Effective Rate of RIS-aided Networks with Location and Phase Estimation Uncertainty

TL;DR

This paper analyzes the impact of location and phase estimation uncertainties on the effective data rate in RIS-assisted wireless networks, providing exact formulas to aid in network design and deployment.

Contribution

It derives closed-form expressions for the effective rate considering uncertainties, highlighting their importance in RIS network deployment and performance prediction.

Findings

Uncertainty significantly affects the effective rate.

Closed-form expressions facilitate network design.
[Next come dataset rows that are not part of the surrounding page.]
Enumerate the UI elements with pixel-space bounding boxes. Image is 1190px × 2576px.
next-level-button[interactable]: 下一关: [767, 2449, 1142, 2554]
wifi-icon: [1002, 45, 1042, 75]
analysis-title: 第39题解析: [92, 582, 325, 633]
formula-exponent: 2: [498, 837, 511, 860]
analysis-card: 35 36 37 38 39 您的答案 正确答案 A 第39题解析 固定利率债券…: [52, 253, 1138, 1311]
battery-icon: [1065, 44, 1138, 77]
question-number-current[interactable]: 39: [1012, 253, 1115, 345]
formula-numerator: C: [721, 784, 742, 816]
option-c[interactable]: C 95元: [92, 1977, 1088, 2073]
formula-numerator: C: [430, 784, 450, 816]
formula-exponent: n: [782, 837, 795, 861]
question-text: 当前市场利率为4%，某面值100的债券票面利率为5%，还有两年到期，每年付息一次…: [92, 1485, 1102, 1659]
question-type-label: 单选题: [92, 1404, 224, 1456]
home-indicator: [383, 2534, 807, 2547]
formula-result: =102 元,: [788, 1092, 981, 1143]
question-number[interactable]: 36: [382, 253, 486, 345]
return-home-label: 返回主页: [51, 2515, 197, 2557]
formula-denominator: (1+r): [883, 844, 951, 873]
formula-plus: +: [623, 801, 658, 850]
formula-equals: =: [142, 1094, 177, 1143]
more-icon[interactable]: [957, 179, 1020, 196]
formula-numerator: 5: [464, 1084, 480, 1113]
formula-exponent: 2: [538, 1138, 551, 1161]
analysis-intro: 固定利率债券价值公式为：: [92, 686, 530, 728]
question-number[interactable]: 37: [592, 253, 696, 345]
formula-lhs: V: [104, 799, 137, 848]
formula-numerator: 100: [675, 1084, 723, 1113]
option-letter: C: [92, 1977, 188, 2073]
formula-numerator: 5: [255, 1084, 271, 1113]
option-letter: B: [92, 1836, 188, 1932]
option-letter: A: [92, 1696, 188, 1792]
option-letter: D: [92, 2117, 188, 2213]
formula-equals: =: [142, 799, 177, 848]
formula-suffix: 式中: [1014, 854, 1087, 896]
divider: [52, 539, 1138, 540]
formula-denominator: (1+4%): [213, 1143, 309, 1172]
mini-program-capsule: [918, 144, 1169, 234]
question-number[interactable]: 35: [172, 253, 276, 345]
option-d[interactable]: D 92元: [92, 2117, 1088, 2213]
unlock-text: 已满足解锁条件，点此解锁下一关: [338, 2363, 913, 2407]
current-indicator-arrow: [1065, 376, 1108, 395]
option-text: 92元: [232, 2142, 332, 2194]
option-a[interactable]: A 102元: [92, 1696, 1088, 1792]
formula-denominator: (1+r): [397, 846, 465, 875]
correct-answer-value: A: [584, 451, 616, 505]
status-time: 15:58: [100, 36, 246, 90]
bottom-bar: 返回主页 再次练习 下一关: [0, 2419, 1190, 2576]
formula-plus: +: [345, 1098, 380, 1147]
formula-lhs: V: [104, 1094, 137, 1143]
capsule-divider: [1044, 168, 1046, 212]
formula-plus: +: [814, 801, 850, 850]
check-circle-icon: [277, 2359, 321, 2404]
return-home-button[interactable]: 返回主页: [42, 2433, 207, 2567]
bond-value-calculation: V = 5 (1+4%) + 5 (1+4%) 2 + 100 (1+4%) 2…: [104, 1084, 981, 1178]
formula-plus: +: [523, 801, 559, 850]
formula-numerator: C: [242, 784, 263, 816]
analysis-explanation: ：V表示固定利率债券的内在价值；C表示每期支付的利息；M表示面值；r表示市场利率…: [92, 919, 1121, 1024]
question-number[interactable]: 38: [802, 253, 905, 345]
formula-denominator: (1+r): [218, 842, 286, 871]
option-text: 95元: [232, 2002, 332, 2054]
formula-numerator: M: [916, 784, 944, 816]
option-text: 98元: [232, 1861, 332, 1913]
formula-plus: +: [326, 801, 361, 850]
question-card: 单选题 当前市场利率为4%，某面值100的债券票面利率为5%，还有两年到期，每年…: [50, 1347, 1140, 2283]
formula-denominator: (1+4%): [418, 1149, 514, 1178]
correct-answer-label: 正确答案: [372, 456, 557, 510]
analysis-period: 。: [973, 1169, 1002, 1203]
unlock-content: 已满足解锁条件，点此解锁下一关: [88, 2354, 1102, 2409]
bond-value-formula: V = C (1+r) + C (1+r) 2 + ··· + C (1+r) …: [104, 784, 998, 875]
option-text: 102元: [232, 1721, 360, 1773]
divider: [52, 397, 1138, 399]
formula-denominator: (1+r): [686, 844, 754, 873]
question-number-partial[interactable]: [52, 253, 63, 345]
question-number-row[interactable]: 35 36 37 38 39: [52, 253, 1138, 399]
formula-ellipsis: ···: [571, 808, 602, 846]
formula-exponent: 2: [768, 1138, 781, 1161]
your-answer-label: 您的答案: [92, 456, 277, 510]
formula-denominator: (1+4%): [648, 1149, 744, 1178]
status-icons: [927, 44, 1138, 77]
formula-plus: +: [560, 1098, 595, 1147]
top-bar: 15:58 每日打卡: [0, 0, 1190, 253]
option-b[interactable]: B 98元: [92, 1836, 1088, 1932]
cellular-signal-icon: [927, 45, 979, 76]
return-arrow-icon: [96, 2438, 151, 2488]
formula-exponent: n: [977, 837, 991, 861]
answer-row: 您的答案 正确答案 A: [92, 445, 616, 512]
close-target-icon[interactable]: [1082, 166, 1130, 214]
Uncertainty considerations improve deployment strategies.

Abstract

Reconfigurable Intelligent Surfaces (RIS) are planar structures connected to electronic circuitry, which can be employed to steer the electromagnetic signals in a controlled manner. Through this, the signal quality and the effective data rate can be substantially improved. While the benefits of RIS-assisted wireless communications have been investigated for various scenarios, some aspects of the network design, such as coverage, optimal placement of RIS, etc., often require complex optimization and numerical simulations, since the achievable effective rate is difficult to predict. This problem becomes even more difficult in the presence of phase estimation errors or location uncertainty, which can lead to substantial performance degradation if neglected. Considering randomly distributed receivers within a ring-shaped RIS-assisted wireless network, this paper mainly investigates the effective rate by taking into account the above-mentioned impairments. Furthermore, exact closed-form expressions for the effective rate are derived in terms of Meijer's $G$-function, which (i) reveals that the location and phase estimation uncertainty should be well considered in the deployment of RIS in wireless networks; and (ii) facilitates future network design and performance prediction.